The standard use case is to run gpg on a server which you don't trust to
hold your private key. When ssh-ing to anther desktop (I have to do
this now often to my other office) you need to script something. Yes,
it would be cool if you could advice ssh with a simple option to send
some meta information to the server to be evaluated in .bashrc; but you
can do this also with an ssh wrapper and a dedicated envvar you allow in
sshd_config's AcceptEnv option.


> Yes, but won't all gpgs on the remote machine expect the extra-socket to
> be under /var/run/$UID, regardless of $GNUPGHOME? And even if we solve

There is a mechanism which allows this. For example if I do a manual
test in a dedicated homedir:

mybox:~/b/gnupg/test-card(GnuPGTest)$ gpgconf --list-dirs agent-ssh-socket
/run/user/1000/gnupg/d.ex81qn9mjkp3y5c94htkx8hy/S.gpg-agent.ssh

That is the homedir is hashed and appended to the standard socket dir.
Although things work automagically, gpgconf has two options to support
this:

--create-socketdir
Create a directory for sockets below /run/user or /var/run/user.
This is command is only required if a non default home directory is
used and the /run based sockets shall be used. For the default home
directory GnuPG creates a directory on the fly.

--remove-socketdir
Remove a directory created with command --create-socketdir.
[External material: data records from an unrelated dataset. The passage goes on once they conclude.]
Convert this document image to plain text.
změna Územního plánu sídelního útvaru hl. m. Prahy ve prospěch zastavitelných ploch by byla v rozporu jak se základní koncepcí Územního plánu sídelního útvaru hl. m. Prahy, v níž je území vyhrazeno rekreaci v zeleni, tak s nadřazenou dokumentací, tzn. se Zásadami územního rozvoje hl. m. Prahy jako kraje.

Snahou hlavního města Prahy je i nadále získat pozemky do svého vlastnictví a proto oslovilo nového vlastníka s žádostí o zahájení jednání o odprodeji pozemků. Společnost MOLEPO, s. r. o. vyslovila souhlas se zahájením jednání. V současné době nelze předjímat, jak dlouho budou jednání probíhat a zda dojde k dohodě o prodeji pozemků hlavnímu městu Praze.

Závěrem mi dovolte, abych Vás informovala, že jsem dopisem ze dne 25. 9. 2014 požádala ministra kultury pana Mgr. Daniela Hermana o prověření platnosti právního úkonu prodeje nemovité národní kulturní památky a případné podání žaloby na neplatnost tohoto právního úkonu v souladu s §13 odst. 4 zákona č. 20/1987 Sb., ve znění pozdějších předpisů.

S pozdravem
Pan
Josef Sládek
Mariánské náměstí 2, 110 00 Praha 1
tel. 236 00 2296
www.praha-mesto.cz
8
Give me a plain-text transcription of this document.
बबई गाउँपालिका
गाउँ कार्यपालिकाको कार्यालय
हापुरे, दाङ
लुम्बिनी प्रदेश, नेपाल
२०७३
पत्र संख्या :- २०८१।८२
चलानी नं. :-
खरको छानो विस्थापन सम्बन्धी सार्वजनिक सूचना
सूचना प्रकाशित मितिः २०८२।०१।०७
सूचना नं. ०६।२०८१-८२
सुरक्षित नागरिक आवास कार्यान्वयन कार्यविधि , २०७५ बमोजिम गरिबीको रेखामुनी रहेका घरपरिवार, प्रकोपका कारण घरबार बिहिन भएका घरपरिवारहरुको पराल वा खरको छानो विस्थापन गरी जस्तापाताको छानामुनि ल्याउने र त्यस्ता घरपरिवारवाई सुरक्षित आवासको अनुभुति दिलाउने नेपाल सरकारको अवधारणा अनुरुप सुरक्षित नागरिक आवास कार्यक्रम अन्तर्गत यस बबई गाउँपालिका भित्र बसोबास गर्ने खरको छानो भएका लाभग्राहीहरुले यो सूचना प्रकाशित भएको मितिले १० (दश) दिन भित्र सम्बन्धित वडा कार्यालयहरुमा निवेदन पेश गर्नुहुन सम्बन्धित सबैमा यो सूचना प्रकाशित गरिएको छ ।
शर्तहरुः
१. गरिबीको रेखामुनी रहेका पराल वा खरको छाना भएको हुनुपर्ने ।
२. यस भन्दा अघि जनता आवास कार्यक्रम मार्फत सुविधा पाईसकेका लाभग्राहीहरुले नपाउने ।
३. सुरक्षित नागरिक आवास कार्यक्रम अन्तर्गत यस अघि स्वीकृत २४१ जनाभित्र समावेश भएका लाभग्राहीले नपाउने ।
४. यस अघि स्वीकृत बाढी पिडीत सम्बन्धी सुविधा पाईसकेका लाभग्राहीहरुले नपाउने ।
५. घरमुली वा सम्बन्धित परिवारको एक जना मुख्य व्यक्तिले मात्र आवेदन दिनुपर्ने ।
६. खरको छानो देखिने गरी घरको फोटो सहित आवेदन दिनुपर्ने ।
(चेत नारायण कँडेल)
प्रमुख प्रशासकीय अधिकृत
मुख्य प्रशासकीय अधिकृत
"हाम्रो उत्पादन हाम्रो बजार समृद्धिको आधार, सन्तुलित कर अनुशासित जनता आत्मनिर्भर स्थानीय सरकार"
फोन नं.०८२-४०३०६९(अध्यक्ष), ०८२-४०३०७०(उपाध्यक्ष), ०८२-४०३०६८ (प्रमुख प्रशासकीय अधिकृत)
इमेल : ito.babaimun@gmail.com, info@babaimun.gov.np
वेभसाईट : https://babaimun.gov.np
[.I just noticed that I should update the description, it is actually
only needed if you want to create the directory prior to starting any
GnuPG daemon.]

> The extra-socket only works reliably if it is unique per-session, but it
> is not stored in a per-session location.

A session is defined by the GNUPGHOME envar or --homedir options. That
works the same on all platforms.

> Sending environment variables would require code changes to ssh(d),
> whereas vendor extensions would only require changes to gpg(-agent) -
> they are treated as black boxes by ssh(d) and passed verbatim.

And how do you set this vendor extensions with ssh(1)?


Salam-Shalom,

Werner

--
Die Gedanken sind frei. Ausnahmen regelt ein Bundesgesetz.